Entre chien et loup, entre Gaston et Gérard, je vadrouille entre
les êtres, je marche, marche, marche...
Que faire d'autre ? Les solitudes ne se rencontrent pas.
J'avale quatre romans en deux jours. Les mots sont autant de
bouées qui m'aident à rester à la surface, même si parfois, ils se vident de
leur contenu. Et je répète dans ma tête le mot mur jusqu'à ce qu’il ne
signifie plus rien, seulement trois petits sons que j'articule dans ma bouche.
Je circule entre les êtres, je me frotte à eux mais je ne perçois
plus leur empreinte sur mon corps, ni leur trace sur mon âme.

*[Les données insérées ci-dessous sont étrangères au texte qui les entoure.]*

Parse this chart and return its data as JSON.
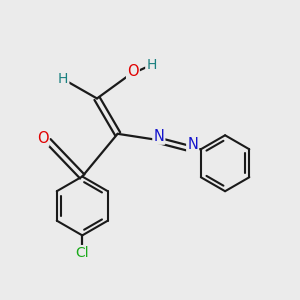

Je me suis institutionnalisée. Je me fige. Je deviens un moi
sclérosé rempli de certitudes et de résignation, d'accoutumance et de rituels.
Vingt minutes. Depuis vingt minutes, l’air entre et sort par mes
narines.
Assise devant l’ordinateur, je pianote des notes de service sans
intérêt. Je regarde la collègue à mes côtés puis je regarde la photocopieuse et
je me sens plus d'affinités, plus d'accointances avec la photocopieuse.....elle
répète, je répète....quand elle fait un bourrage de papier, elle a une petite
alarme qui sonne avec un voyant orange qui clignote.
Tititititi…
Ma petite lumière s'agite depuis longtemps déjà, mais pas de
technicien en vue.
Je m'isole, je ne suis plus perméable comme auparavant.
Les déceptions se sont accumulées comme autant de furoncles sur le
visage d'un acnéique. Chaque jour une nouvelle rougeur apparaît, petites
meurtrissures.
Alors je ne passe plus devant le miroir. Je me lave les dents le
regard fixé sur les piles de linge dans l'armoire.
La nuit, j'épouse l'oreiller, entortille les doigts dans la queue
du chat, explore les draps froids avec le bout du pied…
Il y a encore un bout de chemin à parcourir...tout peut survenir.... tout peut arriver, ce n'est pas fini....pas fini, loin d’être fini, c'est juste une pause, pause à laquelle je ne suis pas habituée. Je suis une personne de caractère type A ...donc il faut que ça fuse mais la vie dit non.....comme si elle voulait me donner une leçon.
Enfin, j’apprends ma leçon par cœur chaque soir. J’égrène les
lieux communs comme les perles d’un chapelet.
Et puis je dévore les livres. Je me saoule de mots. J’écoute leur
voix qui remplit tous les recoins de ma tête.
Je cherche la réponse dans chaque roman. Et j’en découvre une
autre.
Je me sens rassurée quand j’entre dans la bibliothèque. Je regarde
les étagères bourrées à craquer et je soupire… des rencontres sont encore
possibles.
Chaque couverture contient un monde qui contient mon salut.
Je termine un roman pour en ouvrir un autre.
Mais c’est un dialogue de sourds qui se profile. Je les entends,
ils ne m’entendent pas. Rien à faire: ils n’ont pas mis leur sonotone. Pour
qu’ils reçoivent à leur tour ma parole, je démissionne de mon rôle de fonctionnaire
aguerrie et je brouillonne cette page sur ma messagerie en regardant la photocopieuse.
Je m’auto-envoie le message. Encore un cri à la Munch.
La collègue à un mètre ne bronche pas.
Je ne lisais rien lorsque j’étais enfant. Pas une ligne. Si...le dictionnaire
qui me servait aussi de rehausseur pour m’installer à table.
Et puis un jour, un roman m’est arrivé entre les mains L’écume
des jours. Avec un crayon à papier, j’ai commencé à souligner les phrases
que j’aimais. Quand j’ai refermé le livre, toutes les lignes ou presque étaient
marquées. J’avais 13 ans. Le grand début de ma boulimie. Aucune idée des
proportions que cela allait prendre.
Je tambourine sur le clavier à côté de ma jumelle la photocopieuse.
La collègue ne scille pas devant son
écran. A peine un bonjour, à peine un au revoir. Je n’en dis pas davantage
d’ailleurs.
Alors je retourne à mon Kafka voir si lui me parle de sa taciturnerie.
Alors je retourne à mon Kafka voir si lui me parle de sa taciturnerie.